Verdict: RTS Labs vs DataRobot

RTS Labs (4.5/5) is the stronger overall choice for most Machine Learning Development projects. Small by choice, senior by design — every project is staffed with senior practitioners accountable for post-launch performance, not just the plan. It is best for high-growth US companies that have done ML experiments and now need a partner accountable for production outcomes.

DataRobot (3.8/5) is the better choice when enterprise data science teams that want a governed AutoML platform with professional services to accelerate internal ML velocity. If your situation matches those criteria, DataRobot is a competitive option.

Related comparisons

RTS Labs vs DataRobot FAQ

Is RTS Labs better than DataRobot?

RTS Labs (4.5/5) scores higher overall, but "better" depends on your use case. RTS Labs is better for high-growth US companies that have done ML experiments and now need a partner accountable for production outcomes. DataRobot is better for enterprise data science teams that want a governed AutoML platform with professional services to accelerate internal ML velocity.

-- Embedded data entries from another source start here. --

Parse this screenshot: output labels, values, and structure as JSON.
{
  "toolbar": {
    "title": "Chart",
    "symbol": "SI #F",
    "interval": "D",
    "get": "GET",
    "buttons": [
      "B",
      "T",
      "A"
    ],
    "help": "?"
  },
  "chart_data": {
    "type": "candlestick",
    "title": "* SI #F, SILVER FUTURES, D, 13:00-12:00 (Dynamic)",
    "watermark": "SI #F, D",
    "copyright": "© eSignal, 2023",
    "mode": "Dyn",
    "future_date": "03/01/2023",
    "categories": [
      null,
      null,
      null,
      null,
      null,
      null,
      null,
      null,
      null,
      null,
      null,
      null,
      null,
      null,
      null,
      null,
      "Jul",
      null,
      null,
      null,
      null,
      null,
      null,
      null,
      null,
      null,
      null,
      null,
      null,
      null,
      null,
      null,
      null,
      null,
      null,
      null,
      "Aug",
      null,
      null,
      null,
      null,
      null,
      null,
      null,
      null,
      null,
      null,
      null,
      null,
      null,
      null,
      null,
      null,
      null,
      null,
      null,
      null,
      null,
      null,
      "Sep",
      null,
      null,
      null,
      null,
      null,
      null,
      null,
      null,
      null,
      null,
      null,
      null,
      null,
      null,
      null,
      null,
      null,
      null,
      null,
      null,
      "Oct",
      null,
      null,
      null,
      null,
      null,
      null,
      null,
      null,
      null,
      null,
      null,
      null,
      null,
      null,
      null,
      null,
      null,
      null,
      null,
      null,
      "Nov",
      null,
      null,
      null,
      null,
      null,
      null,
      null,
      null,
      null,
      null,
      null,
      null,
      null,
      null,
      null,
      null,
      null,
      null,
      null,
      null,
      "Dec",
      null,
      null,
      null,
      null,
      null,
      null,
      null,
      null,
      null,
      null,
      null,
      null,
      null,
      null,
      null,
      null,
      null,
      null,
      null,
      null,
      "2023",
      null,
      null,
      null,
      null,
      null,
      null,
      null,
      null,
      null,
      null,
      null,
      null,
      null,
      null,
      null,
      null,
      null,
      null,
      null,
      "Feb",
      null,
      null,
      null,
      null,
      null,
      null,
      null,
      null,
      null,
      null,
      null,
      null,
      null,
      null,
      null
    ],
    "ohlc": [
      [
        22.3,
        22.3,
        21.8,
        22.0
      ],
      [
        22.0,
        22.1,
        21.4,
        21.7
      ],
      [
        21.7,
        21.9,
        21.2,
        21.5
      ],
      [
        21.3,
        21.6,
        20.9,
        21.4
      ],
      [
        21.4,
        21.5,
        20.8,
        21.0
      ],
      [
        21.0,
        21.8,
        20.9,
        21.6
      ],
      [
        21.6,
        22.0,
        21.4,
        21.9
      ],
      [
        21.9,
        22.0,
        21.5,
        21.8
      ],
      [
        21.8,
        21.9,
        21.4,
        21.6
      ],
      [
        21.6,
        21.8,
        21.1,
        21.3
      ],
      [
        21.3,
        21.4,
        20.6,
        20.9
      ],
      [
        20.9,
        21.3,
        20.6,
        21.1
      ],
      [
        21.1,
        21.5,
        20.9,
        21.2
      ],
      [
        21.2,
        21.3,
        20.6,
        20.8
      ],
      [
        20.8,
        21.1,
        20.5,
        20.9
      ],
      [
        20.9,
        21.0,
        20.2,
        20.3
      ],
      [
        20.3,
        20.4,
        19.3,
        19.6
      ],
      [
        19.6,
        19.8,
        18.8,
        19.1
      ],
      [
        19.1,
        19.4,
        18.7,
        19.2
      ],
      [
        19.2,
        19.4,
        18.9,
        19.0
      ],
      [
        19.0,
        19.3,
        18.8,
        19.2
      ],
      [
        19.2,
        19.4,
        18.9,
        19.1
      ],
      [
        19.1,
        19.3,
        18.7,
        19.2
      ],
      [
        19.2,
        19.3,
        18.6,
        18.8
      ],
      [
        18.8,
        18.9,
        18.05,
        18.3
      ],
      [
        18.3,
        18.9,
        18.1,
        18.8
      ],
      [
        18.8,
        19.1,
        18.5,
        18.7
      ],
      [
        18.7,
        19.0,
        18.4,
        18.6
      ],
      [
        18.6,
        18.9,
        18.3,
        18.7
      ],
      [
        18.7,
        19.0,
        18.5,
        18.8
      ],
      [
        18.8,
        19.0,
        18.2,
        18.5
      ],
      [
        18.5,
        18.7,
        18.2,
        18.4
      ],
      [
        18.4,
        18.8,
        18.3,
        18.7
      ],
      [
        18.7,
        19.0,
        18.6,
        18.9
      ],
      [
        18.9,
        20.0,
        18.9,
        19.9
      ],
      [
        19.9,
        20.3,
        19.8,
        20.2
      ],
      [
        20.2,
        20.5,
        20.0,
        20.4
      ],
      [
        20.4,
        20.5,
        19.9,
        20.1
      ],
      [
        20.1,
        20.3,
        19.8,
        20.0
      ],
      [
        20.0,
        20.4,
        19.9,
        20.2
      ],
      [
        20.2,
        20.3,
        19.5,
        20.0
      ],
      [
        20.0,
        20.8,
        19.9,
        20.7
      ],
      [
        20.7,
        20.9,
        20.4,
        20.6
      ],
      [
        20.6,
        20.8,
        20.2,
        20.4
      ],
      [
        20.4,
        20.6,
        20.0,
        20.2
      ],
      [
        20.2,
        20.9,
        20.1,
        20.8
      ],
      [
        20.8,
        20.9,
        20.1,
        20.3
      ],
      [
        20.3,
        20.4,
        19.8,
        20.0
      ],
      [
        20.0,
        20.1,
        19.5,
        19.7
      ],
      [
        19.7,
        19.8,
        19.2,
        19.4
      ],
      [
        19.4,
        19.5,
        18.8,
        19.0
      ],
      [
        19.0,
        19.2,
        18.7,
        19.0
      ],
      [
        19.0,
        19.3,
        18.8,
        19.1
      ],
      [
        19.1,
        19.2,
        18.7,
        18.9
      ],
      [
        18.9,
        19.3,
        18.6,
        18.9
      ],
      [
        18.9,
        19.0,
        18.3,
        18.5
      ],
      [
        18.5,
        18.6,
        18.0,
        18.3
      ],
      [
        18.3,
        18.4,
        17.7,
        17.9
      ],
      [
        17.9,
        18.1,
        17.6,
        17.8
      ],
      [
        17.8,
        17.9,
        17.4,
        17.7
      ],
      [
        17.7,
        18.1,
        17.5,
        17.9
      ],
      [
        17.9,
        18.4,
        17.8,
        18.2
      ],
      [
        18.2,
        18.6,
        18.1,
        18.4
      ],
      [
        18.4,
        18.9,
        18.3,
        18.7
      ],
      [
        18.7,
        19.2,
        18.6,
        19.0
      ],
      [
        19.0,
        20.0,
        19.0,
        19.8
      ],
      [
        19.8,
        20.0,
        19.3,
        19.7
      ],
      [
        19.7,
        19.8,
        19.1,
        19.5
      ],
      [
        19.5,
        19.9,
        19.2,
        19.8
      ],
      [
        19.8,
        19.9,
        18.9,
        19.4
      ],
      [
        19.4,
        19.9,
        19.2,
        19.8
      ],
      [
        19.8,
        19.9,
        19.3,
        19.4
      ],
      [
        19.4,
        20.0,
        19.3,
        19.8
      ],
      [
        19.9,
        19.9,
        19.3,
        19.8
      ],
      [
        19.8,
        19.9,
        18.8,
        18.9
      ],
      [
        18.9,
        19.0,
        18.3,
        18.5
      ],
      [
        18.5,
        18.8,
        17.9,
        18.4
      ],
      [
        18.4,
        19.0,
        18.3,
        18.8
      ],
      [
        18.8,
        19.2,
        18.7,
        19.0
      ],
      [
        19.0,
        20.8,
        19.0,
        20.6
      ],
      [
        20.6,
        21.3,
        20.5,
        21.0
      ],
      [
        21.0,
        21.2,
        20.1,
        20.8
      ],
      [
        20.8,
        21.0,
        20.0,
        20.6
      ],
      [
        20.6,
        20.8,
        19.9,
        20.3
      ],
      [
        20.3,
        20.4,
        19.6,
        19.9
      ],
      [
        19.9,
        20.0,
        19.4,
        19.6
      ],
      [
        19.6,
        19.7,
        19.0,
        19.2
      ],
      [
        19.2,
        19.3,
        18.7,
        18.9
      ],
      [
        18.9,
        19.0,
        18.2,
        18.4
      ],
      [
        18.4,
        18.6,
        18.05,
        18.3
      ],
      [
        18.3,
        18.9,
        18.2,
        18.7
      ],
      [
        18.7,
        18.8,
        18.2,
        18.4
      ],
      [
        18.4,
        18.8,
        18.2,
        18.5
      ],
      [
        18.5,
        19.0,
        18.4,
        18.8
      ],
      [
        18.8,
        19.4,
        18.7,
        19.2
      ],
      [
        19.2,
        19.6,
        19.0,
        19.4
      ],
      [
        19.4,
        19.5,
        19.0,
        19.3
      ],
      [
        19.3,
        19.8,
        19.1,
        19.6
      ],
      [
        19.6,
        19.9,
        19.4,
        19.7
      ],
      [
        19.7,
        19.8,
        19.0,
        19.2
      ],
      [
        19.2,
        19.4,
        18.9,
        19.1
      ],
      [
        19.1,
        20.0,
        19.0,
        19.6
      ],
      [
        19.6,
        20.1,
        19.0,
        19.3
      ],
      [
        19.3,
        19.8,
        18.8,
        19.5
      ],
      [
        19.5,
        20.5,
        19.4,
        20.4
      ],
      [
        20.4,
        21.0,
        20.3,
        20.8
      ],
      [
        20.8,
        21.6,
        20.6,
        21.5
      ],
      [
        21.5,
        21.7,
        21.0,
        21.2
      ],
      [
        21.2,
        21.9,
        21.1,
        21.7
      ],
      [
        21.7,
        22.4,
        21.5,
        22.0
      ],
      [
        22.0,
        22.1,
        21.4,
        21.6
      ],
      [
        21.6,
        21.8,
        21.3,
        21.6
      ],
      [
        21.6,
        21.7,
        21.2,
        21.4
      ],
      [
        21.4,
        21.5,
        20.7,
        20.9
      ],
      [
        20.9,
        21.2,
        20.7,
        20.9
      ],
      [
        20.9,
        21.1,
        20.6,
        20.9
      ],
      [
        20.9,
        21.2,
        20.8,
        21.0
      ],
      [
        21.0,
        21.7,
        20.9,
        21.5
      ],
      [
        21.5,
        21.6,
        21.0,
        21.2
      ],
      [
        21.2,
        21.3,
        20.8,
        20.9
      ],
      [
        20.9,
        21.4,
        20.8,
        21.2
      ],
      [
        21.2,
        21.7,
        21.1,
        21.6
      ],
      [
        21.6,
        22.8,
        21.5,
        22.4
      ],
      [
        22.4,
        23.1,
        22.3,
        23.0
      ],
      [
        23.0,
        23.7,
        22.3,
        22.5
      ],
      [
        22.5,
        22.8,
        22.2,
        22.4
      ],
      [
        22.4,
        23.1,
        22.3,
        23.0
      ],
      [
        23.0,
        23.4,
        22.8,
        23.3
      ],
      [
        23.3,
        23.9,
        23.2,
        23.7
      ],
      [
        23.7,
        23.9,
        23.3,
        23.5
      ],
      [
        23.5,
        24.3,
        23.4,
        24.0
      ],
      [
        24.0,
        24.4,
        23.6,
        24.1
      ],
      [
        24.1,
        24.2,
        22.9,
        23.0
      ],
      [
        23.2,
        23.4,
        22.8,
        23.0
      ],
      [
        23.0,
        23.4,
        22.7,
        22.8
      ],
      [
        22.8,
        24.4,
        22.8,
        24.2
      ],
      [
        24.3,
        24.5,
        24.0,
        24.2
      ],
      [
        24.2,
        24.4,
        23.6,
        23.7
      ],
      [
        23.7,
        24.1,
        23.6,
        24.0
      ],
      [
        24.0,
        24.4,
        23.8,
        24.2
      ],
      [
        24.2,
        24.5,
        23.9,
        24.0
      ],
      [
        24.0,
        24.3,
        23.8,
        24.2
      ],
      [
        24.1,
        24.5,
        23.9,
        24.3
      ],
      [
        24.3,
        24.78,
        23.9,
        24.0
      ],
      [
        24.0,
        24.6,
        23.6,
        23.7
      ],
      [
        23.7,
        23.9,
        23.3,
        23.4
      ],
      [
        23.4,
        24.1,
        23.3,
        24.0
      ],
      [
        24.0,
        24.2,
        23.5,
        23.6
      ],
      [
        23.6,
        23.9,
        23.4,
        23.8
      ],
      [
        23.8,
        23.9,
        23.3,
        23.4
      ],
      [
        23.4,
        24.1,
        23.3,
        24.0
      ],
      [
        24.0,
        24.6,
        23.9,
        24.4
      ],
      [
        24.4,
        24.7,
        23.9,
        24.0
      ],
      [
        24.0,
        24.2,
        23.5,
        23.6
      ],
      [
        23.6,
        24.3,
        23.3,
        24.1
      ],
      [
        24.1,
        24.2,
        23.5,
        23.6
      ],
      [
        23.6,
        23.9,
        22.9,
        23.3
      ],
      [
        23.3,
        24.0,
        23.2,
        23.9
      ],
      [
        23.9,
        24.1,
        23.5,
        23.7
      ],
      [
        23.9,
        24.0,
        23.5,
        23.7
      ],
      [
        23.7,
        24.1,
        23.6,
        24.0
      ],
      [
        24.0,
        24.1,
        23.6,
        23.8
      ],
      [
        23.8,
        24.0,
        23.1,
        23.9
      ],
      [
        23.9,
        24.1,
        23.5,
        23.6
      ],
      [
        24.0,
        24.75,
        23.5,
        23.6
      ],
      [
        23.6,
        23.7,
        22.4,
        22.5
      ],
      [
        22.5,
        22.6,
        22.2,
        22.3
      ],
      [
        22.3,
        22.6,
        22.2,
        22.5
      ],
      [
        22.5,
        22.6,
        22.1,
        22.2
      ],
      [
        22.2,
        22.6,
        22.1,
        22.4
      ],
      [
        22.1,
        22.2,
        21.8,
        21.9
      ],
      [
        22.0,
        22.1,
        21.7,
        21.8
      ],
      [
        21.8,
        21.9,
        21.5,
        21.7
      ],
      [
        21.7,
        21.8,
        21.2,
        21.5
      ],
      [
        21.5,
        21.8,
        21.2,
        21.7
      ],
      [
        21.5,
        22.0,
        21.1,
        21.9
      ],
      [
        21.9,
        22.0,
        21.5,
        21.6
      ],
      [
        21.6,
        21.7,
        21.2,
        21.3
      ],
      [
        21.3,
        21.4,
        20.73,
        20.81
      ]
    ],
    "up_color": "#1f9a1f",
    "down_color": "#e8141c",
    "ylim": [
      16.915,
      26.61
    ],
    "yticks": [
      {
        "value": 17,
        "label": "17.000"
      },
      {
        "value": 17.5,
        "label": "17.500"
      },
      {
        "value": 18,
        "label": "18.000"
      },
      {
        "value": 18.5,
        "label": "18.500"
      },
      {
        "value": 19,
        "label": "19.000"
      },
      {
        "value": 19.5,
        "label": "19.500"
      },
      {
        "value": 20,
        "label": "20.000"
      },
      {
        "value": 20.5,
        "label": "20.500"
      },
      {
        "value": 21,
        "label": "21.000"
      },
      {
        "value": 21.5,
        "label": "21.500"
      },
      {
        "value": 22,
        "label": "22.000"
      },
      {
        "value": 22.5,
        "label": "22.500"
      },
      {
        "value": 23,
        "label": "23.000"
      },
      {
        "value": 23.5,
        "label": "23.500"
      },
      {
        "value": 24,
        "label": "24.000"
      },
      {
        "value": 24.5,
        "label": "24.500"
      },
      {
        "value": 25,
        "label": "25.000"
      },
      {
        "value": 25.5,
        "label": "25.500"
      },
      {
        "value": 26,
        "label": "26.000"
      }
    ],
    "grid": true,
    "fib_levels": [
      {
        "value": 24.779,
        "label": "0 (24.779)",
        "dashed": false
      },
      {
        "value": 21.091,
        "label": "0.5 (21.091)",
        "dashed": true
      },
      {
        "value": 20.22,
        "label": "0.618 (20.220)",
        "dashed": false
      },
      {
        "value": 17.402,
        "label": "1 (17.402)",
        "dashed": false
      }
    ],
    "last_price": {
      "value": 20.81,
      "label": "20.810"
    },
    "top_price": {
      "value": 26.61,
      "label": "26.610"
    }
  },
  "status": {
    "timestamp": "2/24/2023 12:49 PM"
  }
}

How do RTS Labs and DataRobot differ in pricing?

RTS Labs uses fixed project, t&m pricing with a minimum engagement of $25K. DataRobot uses platform licence, professional services pricing with a minimum engagement of Not disclosed. Neither firm publishes a full rate card; a discovery call is required for project-specific quotes.

Which is better for enterprise: RTS Labs or DataRobot?

RTS Labs is the larger team and typically the better enterprise-scale choice. For very large programmes, verify team size and compliance coverage directly with each company before shortlisting.

What are the main differences between RTS Labs and DataRobot?

RTS Labs's primary differentiator is: small by choice, senior by design — every project is staffed with senior practitioners accountable for post-launch performance, not just the plan. DataRobot's primary differentiator is: platform-driven ml — datarobot's automl engine and mlops governance layer enable internal data science teams to build and manage models at scale without per-project custom development. They also differ in team size (50–200 vs 1,000+), minimum engagement ($25K vs Not disclosed), and primary industries served (Healthcare & Life Sciences, Financial Services vs Financial Services, Healthcare & Life Sciences).

Last reviewed: July 2026. Verify all details directly with each company before making a decision.